Bangladesh yesterday shut down high schools across the country as tens of thousands of students protested for a fifth straight day after two teenagers were killed by a speeding bus.
Authorities had pleaded with students to call off the protests that have near-paralysed Dhaka and beyond and prompted foreign embassies to issue travel alerts.
But thousands blocked major intersections in Dhaka as police armed with shields and batons drove back students in parts of the capital, with some reports of vehicles being vandalised.
The demonstrators, mostly students in their mid-teens, brought traffic to a standstill as they marched through the streets chanting “we want justice”.
Anger has not subdued since a bus racing for passengers killed a boy and girl on the roadside last Sunday, igniting the protests.
Bangladesh’s transport sector is widely seen as corrupt, unregulated and dangerous, and as news of the teenagers’ deaths spread rapidly on social media they became a catalyst for an outpouring of anger.
An insensitive comment by Shajahan Khan, a government minister with ties to powerful transport unions, also triggered fresh outrage.
Khan questioned why there was such an uproar over the two Dhaka children but no reaction when 33 people were killed in an Indian bus crash the day before.
There have been widespread social media demands for his resignation even though the minister later apologised.
The education ministry shut down high schools yesterday in an effort to quell unrest, promising students their demands for reforms to road safety would be considered.
“They should have taken our demands seriously, but they didn’t,” Imran Ahmed, a protesting student, said.
Dhaka suffers from daily gridlock but congestion has been exacerbated by blockades set up across the city since Sunday.
In some parts of Dhaka, students occupying major intersections yesterday checked licence plates and demanded to see driver identification and registration documents.
“We don’t want any vehicles without licences on the streets.

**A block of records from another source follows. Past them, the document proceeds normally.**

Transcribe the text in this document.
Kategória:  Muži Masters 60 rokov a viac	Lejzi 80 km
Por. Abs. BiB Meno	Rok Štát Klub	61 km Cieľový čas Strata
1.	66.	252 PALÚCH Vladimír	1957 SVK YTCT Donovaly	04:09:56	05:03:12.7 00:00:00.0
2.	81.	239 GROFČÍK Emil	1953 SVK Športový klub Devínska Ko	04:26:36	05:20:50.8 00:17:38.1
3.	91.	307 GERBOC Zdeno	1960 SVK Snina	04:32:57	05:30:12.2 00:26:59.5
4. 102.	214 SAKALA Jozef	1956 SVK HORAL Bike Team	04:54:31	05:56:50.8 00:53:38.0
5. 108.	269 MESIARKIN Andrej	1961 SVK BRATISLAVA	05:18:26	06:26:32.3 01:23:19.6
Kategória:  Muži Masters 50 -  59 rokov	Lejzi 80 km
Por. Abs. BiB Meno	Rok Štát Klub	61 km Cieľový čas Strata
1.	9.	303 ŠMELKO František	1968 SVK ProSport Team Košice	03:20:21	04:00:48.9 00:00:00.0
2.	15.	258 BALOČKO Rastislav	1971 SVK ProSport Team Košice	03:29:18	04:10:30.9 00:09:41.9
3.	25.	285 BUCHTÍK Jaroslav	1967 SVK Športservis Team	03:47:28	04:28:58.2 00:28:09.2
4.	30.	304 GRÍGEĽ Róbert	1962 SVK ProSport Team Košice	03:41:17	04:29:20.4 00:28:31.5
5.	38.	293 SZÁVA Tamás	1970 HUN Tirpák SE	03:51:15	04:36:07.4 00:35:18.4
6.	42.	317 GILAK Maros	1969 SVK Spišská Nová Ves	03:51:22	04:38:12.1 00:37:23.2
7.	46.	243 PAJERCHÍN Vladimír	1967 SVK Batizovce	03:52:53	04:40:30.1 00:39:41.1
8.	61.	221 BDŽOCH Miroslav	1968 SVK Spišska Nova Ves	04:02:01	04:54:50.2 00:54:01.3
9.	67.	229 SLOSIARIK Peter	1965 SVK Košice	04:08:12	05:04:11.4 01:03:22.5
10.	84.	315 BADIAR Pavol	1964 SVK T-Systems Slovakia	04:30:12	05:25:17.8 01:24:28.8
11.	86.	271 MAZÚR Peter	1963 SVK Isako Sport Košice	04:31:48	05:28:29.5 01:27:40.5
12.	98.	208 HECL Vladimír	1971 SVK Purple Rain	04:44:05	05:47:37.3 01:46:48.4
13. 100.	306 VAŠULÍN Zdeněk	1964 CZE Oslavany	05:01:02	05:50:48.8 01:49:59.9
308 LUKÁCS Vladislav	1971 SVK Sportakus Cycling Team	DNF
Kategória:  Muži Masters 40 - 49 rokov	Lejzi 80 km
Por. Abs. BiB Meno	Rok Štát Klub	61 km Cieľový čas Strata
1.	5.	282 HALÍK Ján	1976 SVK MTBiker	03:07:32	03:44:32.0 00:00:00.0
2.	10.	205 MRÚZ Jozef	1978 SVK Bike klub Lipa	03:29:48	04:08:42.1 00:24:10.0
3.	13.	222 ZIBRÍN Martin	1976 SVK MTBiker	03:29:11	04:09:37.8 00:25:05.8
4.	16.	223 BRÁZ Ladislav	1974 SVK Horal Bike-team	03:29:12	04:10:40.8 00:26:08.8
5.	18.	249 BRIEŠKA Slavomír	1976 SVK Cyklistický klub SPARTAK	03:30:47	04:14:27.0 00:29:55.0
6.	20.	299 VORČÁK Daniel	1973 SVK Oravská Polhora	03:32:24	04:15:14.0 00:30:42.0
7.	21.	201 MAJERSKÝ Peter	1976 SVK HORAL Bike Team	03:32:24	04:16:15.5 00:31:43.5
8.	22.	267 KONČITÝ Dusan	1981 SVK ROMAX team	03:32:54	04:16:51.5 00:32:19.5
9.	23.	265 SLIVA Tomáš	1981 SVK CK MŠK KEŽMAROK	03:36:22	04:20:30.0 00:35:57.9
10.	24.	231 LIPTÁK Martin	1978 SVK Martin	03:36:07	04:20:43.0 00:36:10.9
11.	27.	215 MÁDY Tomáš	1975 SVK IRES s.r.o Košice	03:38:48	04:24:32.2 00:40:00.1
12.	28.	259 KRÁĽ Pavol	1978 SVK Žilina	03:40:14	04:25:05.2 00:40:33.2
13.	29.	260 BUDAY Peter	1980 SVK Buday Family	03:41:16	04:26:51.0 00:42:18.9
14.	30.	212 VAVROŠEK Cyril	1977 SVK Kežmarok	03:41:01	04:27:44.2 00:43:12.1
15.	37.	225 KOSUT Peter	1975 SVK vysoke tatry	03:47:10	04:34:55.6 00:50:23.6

Those unfit to drive should not get licences, and we don’t want underage motorists driving public transport,” said one protester, Mohamed Sifat.

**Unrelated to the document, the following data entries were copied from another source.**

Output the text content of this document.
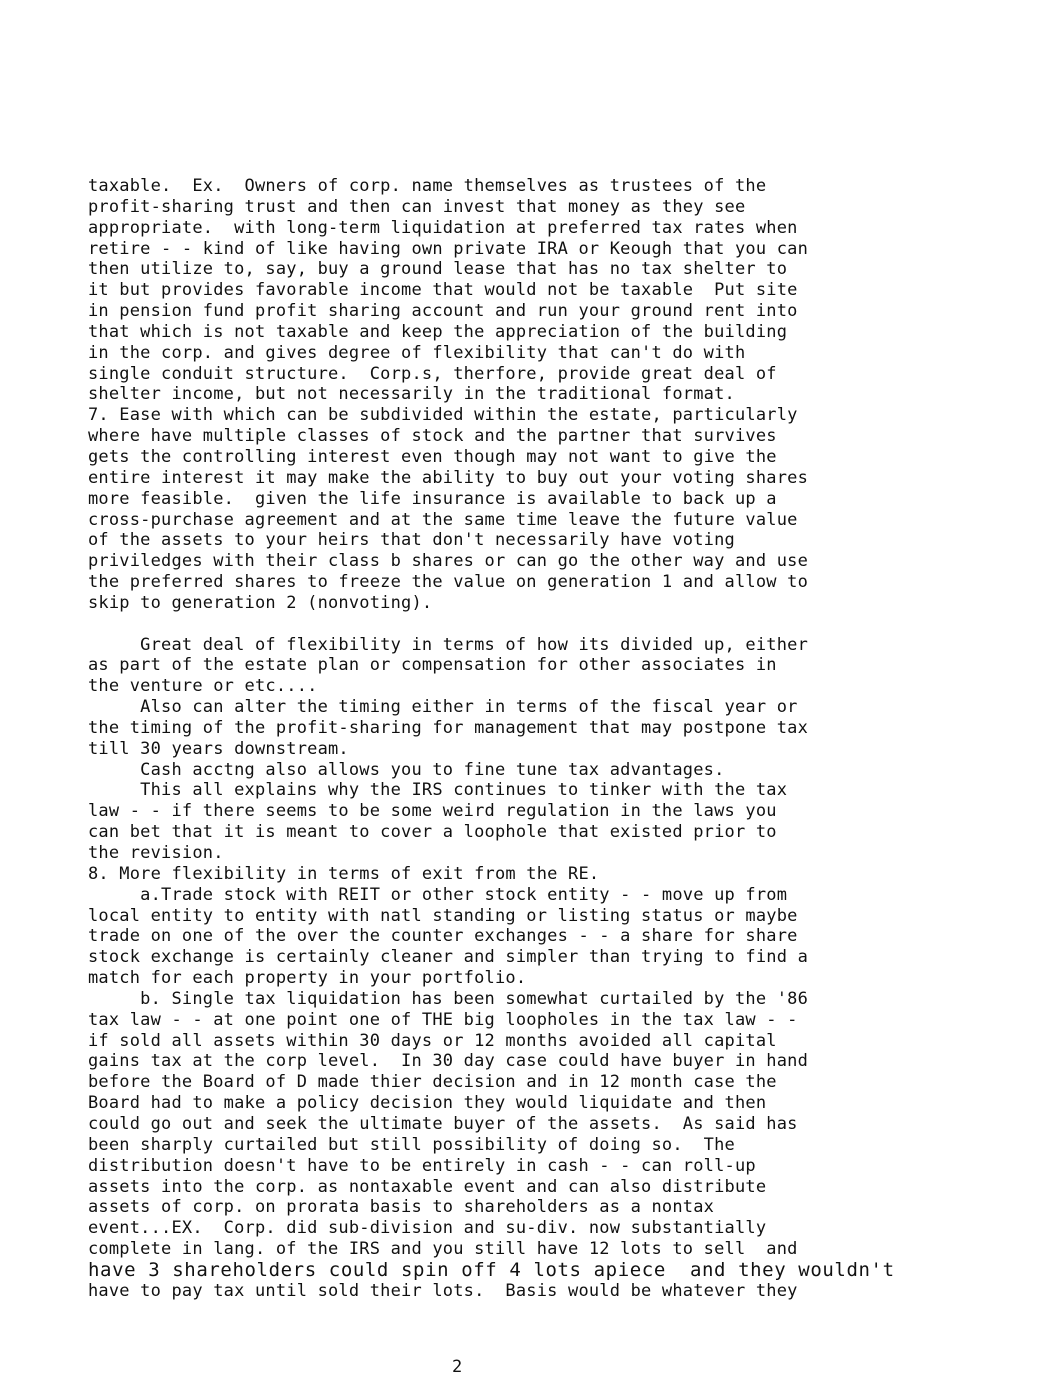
taxable.  Ex.  Owners of corp. name themselves as trustees of the
profit-sharing trust and then can invest that money as they see
appropriate.  with long-term liquidation at preferred tax rates when
retire - - kind of like having own private IRA or Keough that you can
then utilize to, say, buy a ground lease that has no tax shelter to
it but provides favorable income that would not be taxable  Put site
in pension fund profit sharing account and run your ground rent into
that which is not taxable and keep the appreciation of the building
in the corp. and gives degree of flexibility that can't do with
single conduit structure.  Corp.s, therfore, provide great deal of
shelter income, but not necessarily in the traditional format.
7. Ease with which can be subdivided within the estate, particularly
where have multiple classes of stock and the partner that survives
gets the controlling interest even though may not want to give the
entire interest it may make the ability to buy out your voting shares
more feasible.  given the life insurance is available to back up a
cross-purchase agreement and at the same time leave the future value
of the assets to your heirs that don't necessarily have voting
priviledges with their class b shares or can go the other way and use
the preferred shares to freeze the value on generation 1 and allow to
skip to generation 2 (nonvoting).
Great deal of flexibility in terms of how its divided up, either
as part of the estate plan or compensation for other associates in
the venture or etc....
Also can alter the timing either in terms of the fiscal year or
the timing of the profit-sharing for management that may postpone tax
till 30 years downstream.
Cash acctng also allows you to fine tune tax advantages.
This all explains why the IRS continues to tinker with the tax
law - - if there seems to be some weird regulation in the laws you
can bet that it is meant to cover a loophole that existed prior to
the revision.
8. More flexibility in terms of exit from the RE.
a.Trade stock with REIT or other stock entity - - move up from
local entity to entity with natl standing or listing status or maybe
trade on one of the over the counter exchanges - - a share for share
stock exchange is certainly cleaner and simpler than trying to find a
match for each property in your portfolio.
b. Single tax liquidation has been somewhat curtailed by the '86
tax law - - at one point one of THE big loopholes in the tax law - -
if sold all assets within 30 days or 12 months avoided all capital
gains tax at the corp level.  In 30 day case could have buyer in hand
before the Board of D made thier decision and in 12 month case the
Board had to make a policy decision they would liquidate and then
could go out and seek the ultimate buyer of the assets.  As said has
been sharply curtailed but still possibility of doing so.  The
distribution doesn't have to be entirely in cash - - can roll-up
assets into the corp. as nontaxable event and can also distribute
assets of corp. on prorata basis to shareholders as a nontax
event...EX.  Corp. did sub-division and su-div. now substantially
complete in lang. of the IRS and you still have 12 lots to sell  and
have 3 shareholders could spin off 4 lots apiece  and they wouldn't
have to pay tax until sold their lots.  Basis would be whatever they
2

Many residents were forced to walk across the congested capital to offices and workplaces.
But some joined the students, frustrated at the government’s inability to tackle Dhaka’s notoriously dangerous roads.
“I support this movement, and sincerely hope it will shake out corruption in the system,” Yunus Ali, a businessman, told AFP at a busy demonstration.
Home Minister Asaduzzaman Khan on Wednesday promised that the government would launch a public transport safety campaign and urged the protesters to go home.
“People are suffering and we don’t want this,” he said.
According to the National Committee to Protect Shipping, Roads and Railways, a private research group, more than 4,200 pedestrians were killed in road accidents last year, a 25% increase from 2016.